« (...) Não há palavras neutras, dizia Roland Barthes. Nas notícias, nos discursos – em lado nenhum. E isto é uma evidência que infelizmente tem de se repetir para que as pessoas não a esqueçam. (...)»
1. Qualquer palavra, qualquer escolha que se faça de verbo, substantivo, adjectivo, ou até de uma simples conjunção, é uma escolha política, no sentido geral e estrito desta palavra.
Não há palavras neutras, dizia Roland Barthes. Nas notícias, nos discursos – em lado nenhum. E isto é uma evidência que infelizmente tem de se repetir para que as pessoas não a esqueçam.
2. Uma expressão muito comum fala em torturar números até eles dizerem o que queremos.
É evidente que também se pode torturar a linguagem até ela dizer o que queremos.
Um político que minta é um completo desastrado a nível linguístico (não falemos aqui de questões éticas, apenas de linguagem).
Um político pode sempre não mentir, distorcendo a linguagem de forma a que esta (como aparente descrição da realidade) o favoreça. Qual é a parte da vasta realidade de um facto que escolhemos para que a linguagem fale e nos defenda?
Num exemplo extremo, Estaline poderia dizer, dos homens enviados para os terríveis campos de concentração da Sibéria, que eles «estavam em período de deslocação» – e não estaria a mentir. Estaria a dizer a verdade – parte da verdade, claro, e eliminando a essência da situação real. Aquela era uma deslocação, sim, mas contra vontade e para uma prisão de onde provavelmente os deslocados sairiam loucos ou em forma pasmada e mansa de cadáver. Mas não precisaria de mentir, precisaria apenas de torturar a linguagem até ela se transformar numa aliada.
3. Numa outra ocasião seria interessante falar com mais pormenor da diferença radical das possibilidades da linguagem diante do mesmo facto.
Mas imaginemos, rapidamente, e só como mero exemplo, um facto: alguém que teve 9800 votos numa qualquer votação.
9800 votos é o facto. E há, depois, infinitas possibilidades de falar sobre esse facto. A linguagem pode dizer mil frases distintas – e muitas vezes opostas – sobre o mesmo acontecimento, não mentindo.
De uma forma simples e rápida:
Teve quase 10 mil votos – valorização.
Não chegou aos 10 mil votos – desvalorização.
Nove milhões, novecentos e noventa mil não votaram nele – desvalorização elevada ou ironia.
E poderíamos continuar com muitíssimas outras variações de linguagem.
Imaginemos outro facto hipotético em redor de questões médicas: cerca de 30 mil idosos vacinados.
Podemos escrever, sobre esse facto, que quase 30 mil idosos JÁ foram vacinados.
Ou escrever MAIS DE 29 mil idosos já foram vacinados.

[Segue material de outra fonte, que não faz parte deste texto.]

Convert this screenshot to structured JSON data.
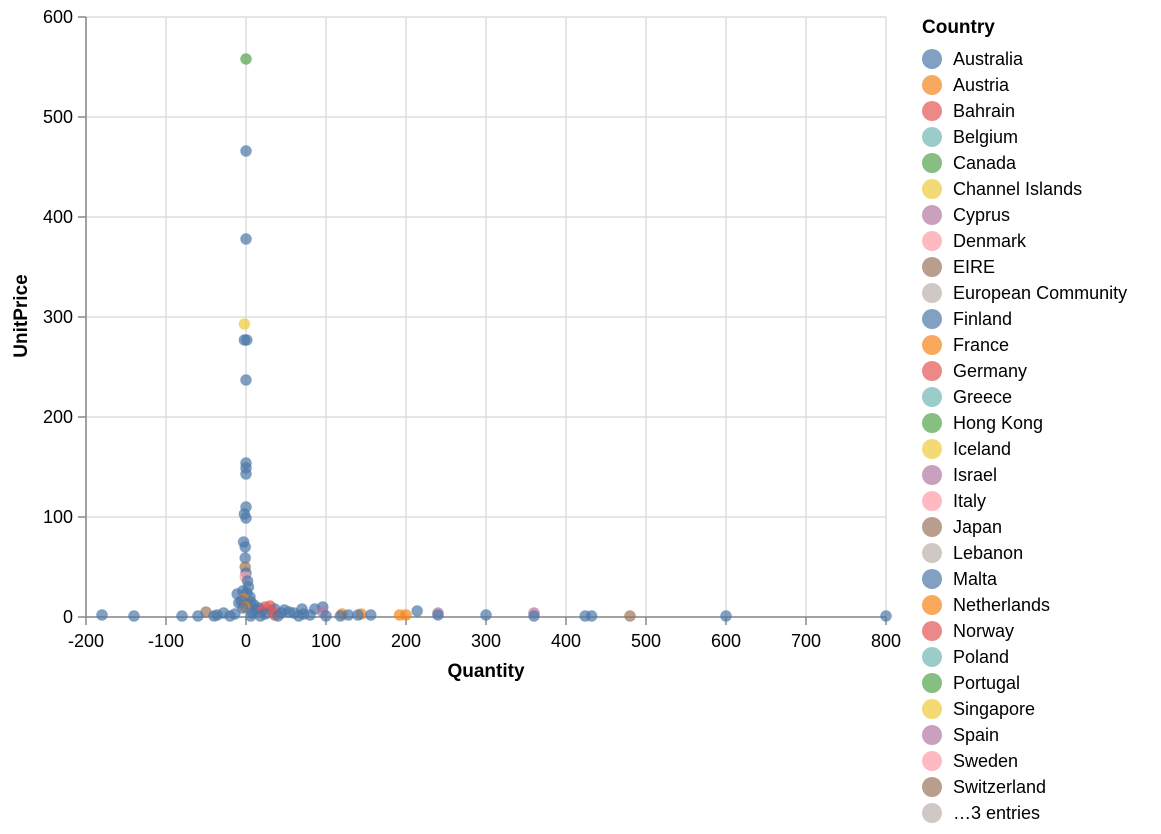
{
  "chart_data": {
    "type": "scatter",
    "xlabel": "Quantity",
    "ylabel": "UnitPrice",
    "xlim": [
      -200,
      800
    ],
    "ylim": [
      0,
      600
    ],
    "xticks": [
      "-200",
      "-100",
      "0",
      "100",
      "200",
      "300",
      "400",
      "500",
      "600",
      "700",
      "800"
    ],
    "yticks": [
      "0",
      "100",
      "200",
      "300",
      "400",
      "500",
      "600"
    ],
    "grid": true,
    "legend": {
      "title": "Country",
      "placement": "right",
      "entries": [
        {
          "name": "Australia",
          "color": "#4c78a8"
        },
        {
          "name": "Austria",
          "color": "#f58518"
        },
        {
          "name": "Bahrain",
          "color": "#e45756"
        },
        {
          "name": "Belgium",
          "color": "#72b7b2"
        },
        {
          "name": "Canada",
          "color": "#54a24b"
        },
        {
          "name": "Channel Islands",
          "color": "#eeca3b"
        },
        {
          "name": "Cyprus",
          "color": "#b279a2"
        },
        {
          "name": "Denmark",
          "color": "#ff9da6"
        },
        {
          "name": "EIRE",
          "color": "#9d755d"
        },
        {
          "name": "European Community",
          "color": "#bab0ac"
        },
        {
          "name": "Finland",
          "color": "#4c78a8"
        },
        {
          "name": "France",
          "color": "#f58518"
        },
        {
          "name": "Germany",
          "color": "#e45756"
        },
        {
          "name": "Greece",
          "color": "#72b7b2"
        },
        {
          "name": "Hong Kong",
          "color": "#54a24b"
        },
        {
          "name": "Iceland",
          "color": "#eeca3b"
        },
        {
          "name": "Israel",
          "color": "#b279a2"
        },
        {
          "name": "Italy",
          "color": "#ff9da6"
        },
        {
          "name": "Japan",
          "color": "#9d755d"
        },
        {
          "name": "Lebanon",
          "color": "#bab0ac"
        },
        {
          "name": "Malta",
          "color": "#4c78a8"
        },
        {
          "name": "Netherlands",
          "color": "#f58518"
        },
        {
          "name": "Norway",
          "color": "#e45756"
        },
        {
          "name": "Poland",
          "color": "#72b7b2"
        },
        {
          "name": "Portugal",
          "color": "#54a24b"
        },
        {
          "name": "Singapore",
          "color": "#eeca3b"
        },
        {
          "name": "Spain",
          "color": "#b279a2"
        },
        {
          "name": "Sweden",
          "color": "#ff9da6"
        },
        {
          "name": "Switzerland",
          "color": "#9d755d"
        },
        {
          "name": "…3 entries",
          "color": "#bab0ac"
        }
      ]
    },
    "points": [
      {
        "x": 0,
        "y": 558,
        "c": 4
      },
      {
        "x": 0,
        "y": 466,
        "c": 0
      },
      {
        "x": 0,
        "y": 378,
        "c": 0
      },
      {
        "x": -2,
        "y": 293,
        "c": 5
      },
      {
        "x": -2,
        "y": 277,
        "c": 0
      },
      {
        "x": 1,
        "y": 277,
        "c": 0
      },
      {
        "x": 0,
        "y": 237,
        "c": 0
      },
      {
        "x": 0,
        "y": 154,
        "c": 0
      },
      {
        "x": 0,
        "y": 149,
        "c": 0
      },
      {
        "x": 0,
        "y": 143,
        "c": 0
      },
      {
        "x": 0,
        "y": 110,
        "c": 0
      },
      {
        "x": -2,
        "y": 103,
        "c": 0
      },
      {
        "x": 0,
        "y": 99,
        "c": 0
      },
      {
        "x": -3,
        "y": 75,
        "c": 0
      },
      {
        "x": -1,
        "y": 70,
        "c": 0
      },
      {
        "x": -1,
        "y": 59,
        "c": 0
      },
      {
        "x": -1,
        "y": 50,
        "c": 8
      },
      {
        "x": 0,
        "y": 44,
        "c": 0
      },
      {
        "x": -1,
        "y": 40,
        "c": 7
      },
      {
        "x": 2,
        "y": 36,
        "c": 0
      },
      {
        "x": 3,
        "y": 30,
        "c": 0
      },
      {
        "x": -4,
        "y": 26,
        "c": 0
      },
      {
        "x": 1,
        "y": 24,
        "c": 0
      },
      {
        "x": -11,
        "y": 23,
        "c": 0
      },
      {
        "x": 5,
        "y": 20,
        "c": 0
      },
      {
        "x": -3,
        "y": 18,
        "c": 11
      },
      {
        "x": -6,
        "y": 16,
        "c": 0
      },
      {
        "x": 6,
        "y": 15,
        "c": 0
      },
      {
        "x": -9,
        "y": 14,
        "c": 0
      },
      {
        "x": 2,
        "y": 13,
        "c": 0
      },
      {
        "x": 10,
        "y": 12,
        "c": 0
      },
      {
        "x": 30,
        "y": 11,
        "c": 2
      },
      {
        "x": 24,
        "y": 10,
        "c": 2
      },
      {
        "x": -1,
        "y": 10,
        "c": 11
      },
      {
        "x": 96,
        "y": 10,
        "c": 0
      },
      {
        "x": 16,
        "y": 9,
        "c": 0
      },
      {
        "x": -4,
        "y": 9,
        "c": 0
      },
      {
        "x": 70,
        "y": 8,
        "c": 0
      },
      {
        "x": 86,
        "y": 8,
        "c": 0
      },
      {
        "x": 36,
        "y": 8,
        "c": 0
      },
      {
        "x": 48,
        "y": 7,
        "c": 0
      },
      {
        "x": 214,
        "y": 6,
        "c": 0
      },
      {
        "x": 12,
        "y": 7,
        "c": 0
      },
      {
        "x": 20,
        "y": 6,
        "c": 2
      },
      {
        "x": 32,
        "y": 6,
        "c": 2
      },
      {
        "x": -50,
        "y": 5,
        "c": 8
      },
      {
        "x": 54,
        "y": 5,
        "c": 0
      },
      {
        "x": 96,
        "y": 5,
        "c": 6
      },
      {
        "x": 240,
        "y": 4,
        "c": 6
      },
      {
        "x": 360,
        "y": 4,
        "c": 6
      },
      {
        "x": 60,
        "y": 4,
        "c": 0
      },
      {
        "x": 44,
        "y": 4,
        "c": 0
      },
      {
        "x": -28,
        "y": 4,
        "c": 0
      },
      {
        "x": 8,
        "y": 4,
        "c": 0
      },
      {
        "x": -14,
        "y": 3,
        "c": 0
      },
      {
        "x": 120,
        "y": 3,
        "c": 1
      },
      {
        "x": 144,
        "y": 3,
        "c": 1
      },
      {
        "x": 192,
        "y": 2,
        "c": 1
      },
      {
        "x": 200,
        "y": 2,
        "c": 1
      },
      {
        "x": 24,
        "y": 3,
        "c": 0
      },
      {
        "x": 72,
        "y": 3,
        "c": 0
      },
      {
        "x": 80,
        "y": 2,
        "c": 0
      },
      {
        "x": -36,
        "y": 2,
        "c": 0
      },
      {
        "x": 36,
        "y": 2,
        "c": 2
      },
      {
        "x": 128,
        "y": 2,
        "c": 0
      },
      {
        "x": 156,
        "y": 2,
        "c": 0
      },
      {
        "x": 140,
        "y": 2,
        "c": 0
      },
      {
        "x": 240,
        "y": 2,
        "c": 0
      },
      {
        "x": 300,
        "y": 2,
        "c": 0
      },
      {
        "x": 480,
        "y": 1,
        "c": 8
      },
      {
        "x": -180,
        "y": 2,
        "c": 0
      },
      {
        "x": -140,
        "y": 1,
        "c": 0
      },
      {
        "x": -80,
        "y": 1,
        "c": 0
      },
      {
        "x": -60,
        "y": 1,
        "c": 0
      },
      {
        "x": -40,
        "y": 1,
        "c": 0
      },
      {
        "x": -20,
        "y": 1,
        "c": 0
      },
      {
        "x": 18,
        "y": 1,
        "c": 0
      },
      {
        "x": 100,
        "y": 1,
        "c": 0
      },
      {
        "x": 118,
        "y": 1,
        "c": 0
      },
      {
        "x": 360,
        "y": 1,
        "c": 0
      },
      {
        "x": 424,
        "y": 1,
        "c": 0
      },
      {
        "x": 432,
        "y": 1,
        "c": 0
      },
      {
        "x": 600,
        "y": 1,
        "c": 0
      },
      {
        "x": 800,
        "y": 1,
        "c": 0
      },
      {
        "x": 40,
        "y": 1,
        "c": 0
      },
      {
        "x": 66,
        "y": 1,
        "c": 0
      },
      {
        "x": 6,
        "y": 1,
        "c": 0
      }
    ]
  }
}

E estamos de forma evidente a valorizar a acção, transmitindo a sensação de que são muitos idosos, esses 30 mil.
Mas também podemos escrever em redor do mesmo facto (30 mil idosos vacinados):
POUCO MAIS de 30 mil idosos foram vacinados.
Ou:
APENAS 30 mil idosos foram vacinados.
E a mudança de uma micropartícula da linguagem – JÁ ou APENAS – muda por completo a percepção e apreciação que fazemos do facto.
O leitor escolhe a palavra JÁ ou a palavra APENAS? É uma escolha que coloca dois leitores em interpretações completamente opostas da realidade. E há infinitas outras.

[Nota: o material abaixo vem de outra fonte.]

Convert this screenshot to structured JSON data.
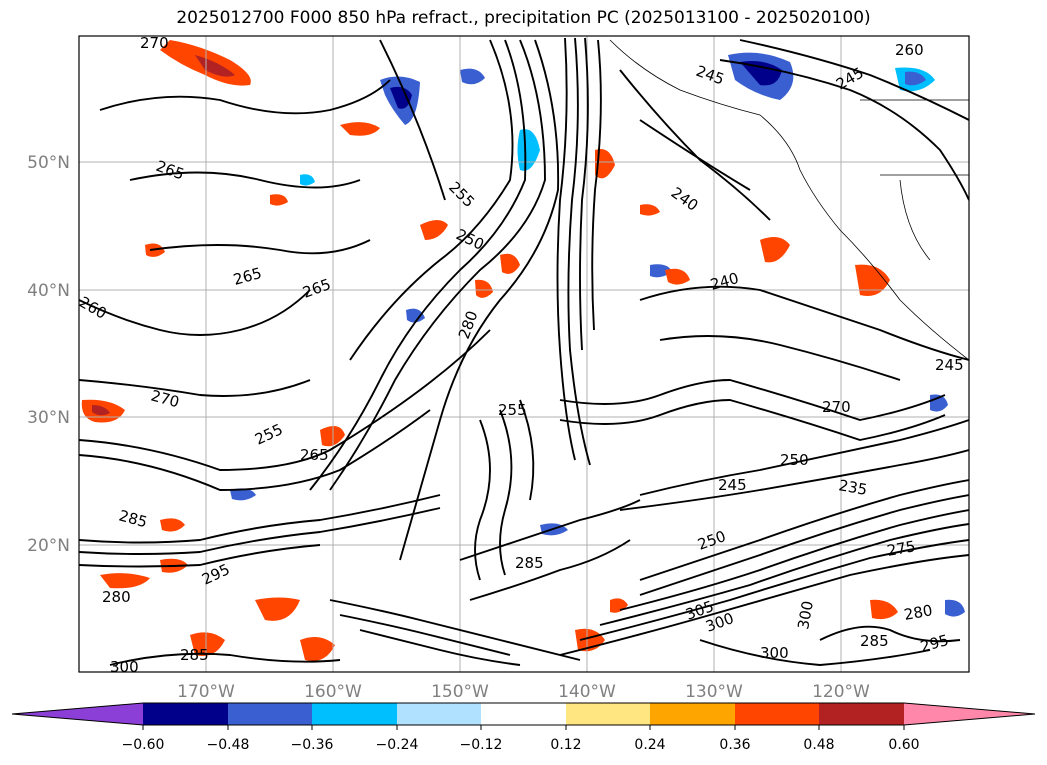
{
  "title": "2025012700 F000 850 hPa refract., precipitation PC (2025013100 - 2025020100)",
  "map": {
    "lat_labels": [
      "50°N",
      "40°N",
      "30°N",
      "20°N"
    ],
    "lon_labels": [
      "170°W",
      "160°W",
      "150°W",
      "140°W",
      "130°W",
      "120°W"
    ],
    "contour_labels": [
      "270",
      "265",
      "255",
      "250",
      "245",
      "240",
      "265",
      "260",
      "265",
      "270",
      "240",
      "265",
      "280",
      "285",
      "255",
      "255",
      "250",
      "245",
      "235",
      "270",
      "250",
      "275",
      "285",
      "295",
      "300",
      "305",
      "300",
      "300",
      "280",
      "300",
      "280",
      "295",
      "285",
      "285",
      "245",
      "245",
      "260"
    ]
  },
  "colorbar": {
    "tick_labels": [
      "−0.60",
      "−0.48",
      "−0.36",
      "−0.24",
      "−0.12",
      "0.12",
      "0.24",
      "0.36",
      "0.48",
      "0.60"
    ],
    "colors": [
      "#8b3fd6",
      "#00008b",
      "#3a5fd0",
      "#00bfff",
      "#b0e2ff",
      "#ffffff",
      "#ffe680",
      "#ffa500",
      "#ff4500",
      "#b22222",
      "#ff88aa"
    ]
  }
}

Também podemos falar, para o mesmo facto real, de terem sido 30 mil idosos vacinados, do que falta. E escrever, por exemplo:
«Faltam ser vacinados mais de um milhão e novecentos mil idosos.»
E continuamos a dizer a verdade, agora de outro ângulo.
Quantos ângulos possíveis tem a linguagem quando relata um facto? Muito mais do que 360, sem dúvida.
Que frases escolhes para descrever a realidade, eis a questão.
Que verbos, substantivos ou meras conjunçõezinhas decisivas escolhem os jornais, os políticos, os cidadãos para descrever a realidade?
Até um “enquanto” ou um “mas” são palavras políticas.
4.Todos os cidadãos deveriam ter lições de linguagem como quem tem lições de artes marciais para autodefesa.
Nas democracias, felizmente, não é urgente aprender karaté, porque os brutamontes que nos assaltam fisicamente não são assim tantos. Mas estamos constantemente a ser assaltados – física e intelectualmente – através da linguagem.
Um cidadão lúcido em democracia ou treina os músculos da linguagem ou é simplesmente um tonto.
Crónica publicado na Revista E do semanário Expresso no dia 5 de fevereiro de 2021. Por opção do autor, segue a norma ortográfica de 1945.